The U.S. Department of Agriculture confirmed Friday that employees of its Animal and Plant Health Inspection Service’s Wildlife Services placed the device called an M-44 which activated Thursday near Pocatello and killed a 3-year-old Labrador Retriever named Casey.
“APHIS’ Wildlife Services confirms the unintentional lethal take of a dog in Idaho,” the agency said in a statement to The Associated Press. “Wildlife Services has removed M-44s in that immediate area.”
Federal officials did not reveal how many other traps had been set.
According to Bannock County Sheriff Lorin Nielsen, the boy’s father reported that the teen had been covered in an unknown substance and the dog had died.
“Initially, we were just trying to determine what it even was–that was our biggest concern” said Captain Dan Argyle, who responded to the call at about 1 p.m. Thursday. “We have never dealt with these before.”
Argyle reported that the trap was located on top of a ridge about 500 yards from the teen’s home, which is in a foothills area with other homes outside Pocatello.
The teen was taken to a hospital emergency room, examined, found to be without serious injury, and released. He and his family were tested for cyanide poisoning.
“It’s a miracle the child wasn’t seriously injured or even killed,” Argyle said.
M-44s are spring-activated traps typically coated with bait that shoot poison into an animal’s mouth when it tugs on the trap. The federal government uses the devices for predator population control in an effort to curtail losses to livestock owners.

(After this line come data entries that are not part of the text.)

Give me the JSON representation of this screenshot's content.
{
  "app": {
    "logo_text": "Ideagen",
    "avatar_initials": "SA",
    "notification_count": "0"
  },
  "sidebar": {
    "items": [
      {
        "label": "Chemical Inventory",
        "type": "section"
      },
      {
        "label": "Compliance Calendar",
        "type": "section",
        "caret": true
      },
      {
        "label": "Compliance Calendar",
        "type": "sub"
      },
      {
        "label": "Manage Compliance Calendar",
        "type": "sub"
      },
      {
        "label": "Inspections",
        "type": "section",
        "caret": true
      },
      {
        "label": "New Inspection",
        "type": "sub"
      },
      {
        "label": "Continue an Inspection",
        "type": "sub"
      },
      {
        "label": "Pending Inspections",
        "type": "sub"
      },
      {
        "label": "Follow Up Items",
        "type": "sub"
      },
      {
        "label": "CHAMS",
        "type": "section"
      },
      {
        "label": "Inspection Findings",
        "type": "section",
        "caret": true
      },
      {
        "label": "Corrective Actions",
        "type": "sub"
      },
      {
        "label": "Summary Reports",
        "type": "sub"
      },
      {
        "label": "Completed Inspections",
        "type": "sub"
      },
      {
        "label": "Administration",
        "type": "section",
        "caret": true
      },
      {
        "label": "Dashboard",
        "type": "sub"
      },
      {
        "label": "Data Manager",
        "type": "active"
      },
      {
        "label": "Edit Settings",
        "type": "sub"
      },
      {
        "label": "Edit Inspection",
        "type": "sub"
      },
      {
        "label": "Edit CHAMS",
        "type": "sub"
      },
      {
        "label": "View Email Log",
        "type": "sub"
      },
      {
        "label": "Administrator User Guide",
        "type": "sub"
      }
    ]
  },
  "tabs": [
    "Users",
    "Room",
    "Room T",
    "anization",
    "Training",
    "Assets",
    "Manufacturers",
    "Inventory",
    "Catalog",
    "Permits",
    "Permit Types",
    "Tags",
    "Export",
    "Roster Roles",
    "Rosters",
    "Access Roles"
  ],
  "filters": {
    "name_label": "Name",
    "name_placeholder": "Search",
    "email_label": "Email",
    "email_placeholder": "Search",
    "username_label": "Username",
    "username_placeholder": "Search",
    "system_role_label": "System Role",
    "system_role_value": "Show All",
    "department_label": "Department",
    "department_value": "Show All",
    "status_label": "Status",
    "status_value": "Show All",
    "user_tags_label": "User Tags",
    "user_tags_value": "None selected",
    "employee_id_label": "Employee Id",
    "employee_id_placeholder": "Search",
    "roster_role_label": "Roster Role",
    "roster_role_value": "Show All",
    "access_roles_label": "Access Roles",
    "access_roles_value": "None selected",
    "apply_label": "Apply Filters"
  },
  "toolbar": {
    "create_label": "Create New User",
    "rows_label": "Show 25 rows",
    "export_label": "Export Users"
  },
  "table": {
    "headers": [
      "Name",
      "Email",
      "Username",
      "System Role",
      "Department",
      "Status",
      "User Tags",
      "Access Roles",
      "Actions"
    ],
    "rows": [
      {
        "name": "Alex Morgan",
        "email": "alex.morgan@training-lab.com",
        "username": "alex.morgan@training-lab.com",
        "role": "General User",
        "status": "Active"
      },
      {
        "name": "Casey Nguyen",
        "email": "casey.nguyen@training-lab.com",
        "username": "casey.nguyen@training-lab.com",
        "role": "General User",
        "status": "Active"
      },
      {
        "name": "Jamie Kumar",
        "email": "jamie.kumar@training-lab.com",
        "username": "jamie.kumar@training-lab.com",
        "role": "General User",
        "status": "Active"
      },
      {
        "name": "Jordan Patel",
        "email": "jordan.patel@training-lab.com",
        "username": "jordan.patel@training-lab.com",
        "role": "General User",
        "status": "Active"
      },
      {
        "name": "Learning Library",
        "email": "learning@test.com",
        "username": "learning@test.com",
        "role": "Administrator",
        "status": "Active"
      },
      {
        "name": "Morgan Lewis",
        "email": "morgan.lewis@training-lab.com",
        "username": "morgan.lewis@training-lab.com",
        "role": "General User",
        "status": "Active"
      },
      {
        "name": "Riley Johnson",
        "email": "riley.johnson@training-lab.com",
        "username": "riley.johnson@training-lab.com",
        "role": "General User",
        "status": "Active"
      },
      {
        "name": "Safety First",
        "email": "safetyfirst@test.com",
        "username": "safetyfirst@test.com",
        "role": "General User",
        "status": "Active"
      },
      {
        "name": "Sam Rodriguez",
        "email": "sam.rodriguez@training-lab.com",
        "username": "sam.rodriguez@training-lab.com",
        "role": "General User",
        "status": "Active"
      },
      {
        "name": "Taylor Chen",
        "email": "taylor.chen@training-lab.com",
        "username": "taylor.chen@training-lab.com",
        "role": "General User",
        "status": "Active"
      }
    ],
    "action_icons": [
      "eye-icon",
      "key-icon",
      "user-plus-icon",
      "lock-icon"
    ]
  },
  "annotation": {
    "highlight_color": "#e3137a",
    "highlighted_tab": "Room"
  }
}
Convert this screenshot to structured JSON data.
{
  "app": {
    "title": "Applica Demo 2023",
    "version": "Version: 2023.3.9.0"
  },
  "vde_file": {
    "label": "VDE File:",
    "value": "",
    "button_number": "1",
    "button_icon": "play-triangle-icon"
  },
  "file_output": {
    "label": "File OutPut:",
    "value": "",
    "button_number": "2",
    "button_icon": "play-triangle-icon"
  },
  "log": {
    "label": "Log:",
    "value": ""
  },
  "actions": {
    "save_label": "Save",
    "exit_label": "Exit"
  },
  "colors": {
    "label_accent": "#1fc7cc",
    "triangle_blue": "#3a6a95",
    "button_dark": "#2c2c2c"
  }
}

Wildlife advocacy groups and some environmental groups condemn the traps, citing that they can kill non-targeted species.
The teen’s mother, Theresa Mansfield, said her son was walking their dog on a hillside behind their home when they encountered the trap. She reported that her son was knocked down when it activated, and that he watched as the family pet died.
“Seeing something like that stays with you,” she told the Idaho State Journal.
Argyle said the device was located in an area where there is both private and public land and is believed to have been placed on property belonging to the U.S. Bureau of Land Management. According to Argyle, sheep graze in the area which is also frequented by hikers, bikers and ATV riders.
“Wildlife Services is completing a thorough review of the circumstances of this incident, and will work to review our operating procedures to determine whether improvements can be made to reduce the likelihood of similar occurrences happening in the future,” the Agriculture Department said in the statement.